Researchers at Mass General Brigham and Brown University have demonstrated an implantable brain-computer interface that restored high-speed typing for two people with paralysis. One participant, a person with advanced ALS who had lost the ability to speak, typed at 110 characters per minute — 22 words per minute — with a word error rate of just 1.6 per cent. The second participant, paralysed by a cervical spinal cord injury but still able to speak, achieved comparable accuracy. The results were published in Nature Neuroscience on March 16.
Both participants used the system from their own homes, not a lab. That distinction matters. Many BCI demonstrations produce impressive numbers in controlled clinical environments that do not translate to real-world conditions. This one did.
How It Works
Microelectrode sensors implanted in the precentral gyrus — the region of the motor cortex responsible for movement — detect electrical activity as the user attempts finger movements. The system maps a standard QWERTY keyboard layout to specific fingers and finger positions: up, down, or curled.
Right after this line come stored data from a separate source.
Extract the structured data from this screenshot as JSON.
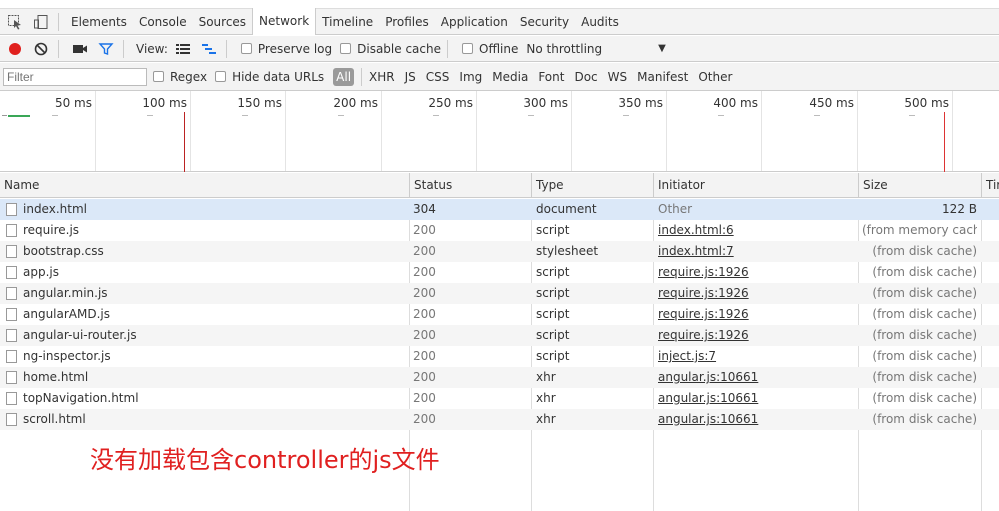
{
  "tabs": [
    {
      "label": "Elements"
    },
    {
      "label": "Console"
    },
    {
      "label": "Sources"
    },
    {
      "label": "Network",
      "active": true
    },
    {
      "label": "Timeline"
    },
    {
      "label": "Profiles"
    },
    {
      "label": "Application"
    },
    {
      "label": "Security"
    },
    {
      "label": "Audits"
    }
  ],
  "toolbar": {
    "view_label": "View:",
    "preserve_log": "Preserve log",
    "disable_cache": "Disable cache",
    "offline": "Offline",
    "throttling": "No throttling",
    "record_color": "#e0201d"
  },
  "filter": {
    "placeholder": "Filter",
    "regex": "Regex",
    "hide_data_urls": "Hide data URLs",
    "types": [
      "All",
      "XHR",
      "JS",
      "CSS",
      "Img",
      "Media",
      "Font",
      "Doc",
      "WS",
      "Manifest",
      "Other"
    ]
  },
  "overview": {
    "ticks": [
      "50 ms",
      "100 ms",
      "150 ms",
      "200 ms",
      "250 ms",
      "300 ms",
      "350 ms",
      "400 ms",
      "450 ms",
      "500 ms"
    ]
  },
  "table": {
    "headers": [
      "Name",
      "Status",
      "Type",
      "Initiator",
      "Size",
      "Tir"
    ],
    "rows": [
      {
        "name": "index.html",
        "status": "304",
        "type": "document",
        "initiator": "Other",
        "size": "122 B"
      },
      {
        "name": "require.js",
        "status": "200",
        "type": "script",
        "initiator": "index.html:6",
        "size": "(from memory cache)"
      },
      {
        "name": "bootstrap.css",
        "status": "200",
        "type": "stylesheet",
        "initiator": "index.html:7",
        "size": "(from disk cache)"
      },
      {
        "name": "app.js",
        "status": "200",
        "type": "script",
        "initiator": "require.js:1926",
        "size": "(from disk cache)"
      },
      {
        "name": "angular.min.js",
        "status": "200",
        "type": "script",
        "initiator": "require.js:1926",
        "size": "(from disk cache)"
      },
      {
        "name": "angularAMD.js",
        "status": "200",
        "type": "script",
        "initiator": "require.js:1926",
        "size": "(from disk cache)"
      },
      {
        "name": "angular-ui-router.js",
        "status": "200",
        "type": "script",
        "initiator": "require.js:1926",
        "size": "(from disk cache)"
      },
      {
        "name": "ng-inspector.js",
        "status": "200",
        "type": "script",
        "initiator": "inject.js:7",
        "size": "(from disk cache)"
      },
      {
        "name": "home.html",
        "status": "200",
        "type": "xhr",
        "initiator": "angular.js:10661",
        "size": "(from disk cache)"
      },
      {
        "name": "topNavigation.html",
        "status": "200",
        "type": "xhr",
        "initiator": "angular.js:10661",
        "size": "(from disk cache)"
      },
      {
        "name": "scroll.html",
        "status": "200",
        "type": "xhr",
        "initiator": "angular.js:10661",
        "size": "(from disk cache)"
      }
    ]
  },
  "annotation": "没有加载包含controller的js文件"
}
Each letter corresponds to a particular finger performing a particular action. An AI model trained to recognise these intended movements decodes the neural signals into characters in real time. A predictive language model then refines the output, correcting errors in much the same way autocorrect works on a smartphone.
Calibration required as few as 30 typed sentences before the system could decode at full speed. Dr. Daniel Rubin, the study’s senior author, compared the daily recalibration process to tuning a musical instrument — necessary each session, but quick. That calibration efficiency determines how quickly a new patient can start using the device productively, and 30 sentences is low enough to be practical in a clinical setting.
How It Compares
The 22 words per minute with 1.6 per cent error rate represents the highest-throughput hand motor BCI typing result published to date. For context, BrainGate’s own previous handwriting-decoding system achieved roughly 18 words per minute (90 characters per minute). A speech-region BCI developed by Edward Chang’s group at UCSF reached 78 words per minute, but with a 25 per cent word error rate — fast, but too inaccurate for reliable independent communication.
The BrainGate system’s advantage is in the balance between speed and accuracy. A 1.6 per cent error rate is on par with able-bodied typing accuracy. For a patient with ALS who has lost both speech and hand function, an unreliable system is worse than a slow one, because every error requires correction and correction requires motor output the patient may not have.
The approach also differs architecturally from handwriting-based BCIs. Francis Willett’s 2021 BrainGate study decoded imagined handwriting — users mentally traced letters — which required a different neural decoding pipeline. The new system decodes finger movements on a familiar keyboard layout, which is intuitive for anyone who has typed before and avoids the abstraction layer of imagined penmanship.
Why Home Use Changes the Equation
Existing assistive communication devices for ALS patients are, as Rubin put it, “slow, error-prone, and difficult to use.” Some patients abandon them entirely. Eye-tracking systems, the current standard, typically achieve 5 to 10 words per minute and degrade further with fatigue and disease progression.
The BrainGate system’s home deployment is significant because it proves the technology can function outside the controlled conditions of a research hospital. Both participants operated the device independently from their residences over extended periods, not as a one-off lab demonstration.
The Research Team and What Comes Next
The study was led by Dr. Daniel Rubin at Mass General Brigham’s Center for Neurotechnology and Neurorecovery, with Dr. Leigh Hochberg of Brown University, who has directed the BrainGate clinical trial since its first human implant in 2004. First author Justin Jude, a postdoctoral researcher at Mass General Brigham, led the technical development. The author list includes Francis Willett and Sergey Stavisky, both central figures in BCI typing research over the past decade.
The team has identified clear next steps: implementing stenographic or personalised keyboard layouts that could push speeds higher, and extending the technology to restore reach-and-grasp movements for upper extremity paralysis. The system is not yet FDA-approved for widespread use — it remains an investigational device within the BrainGate trial — but at 22 words per minute with near-perfect accuracy, it has crossed the threshold from research curiosity to practical communication tool. The gap between what a BCI can offer and what patients actually need to function independently is narrowing fast.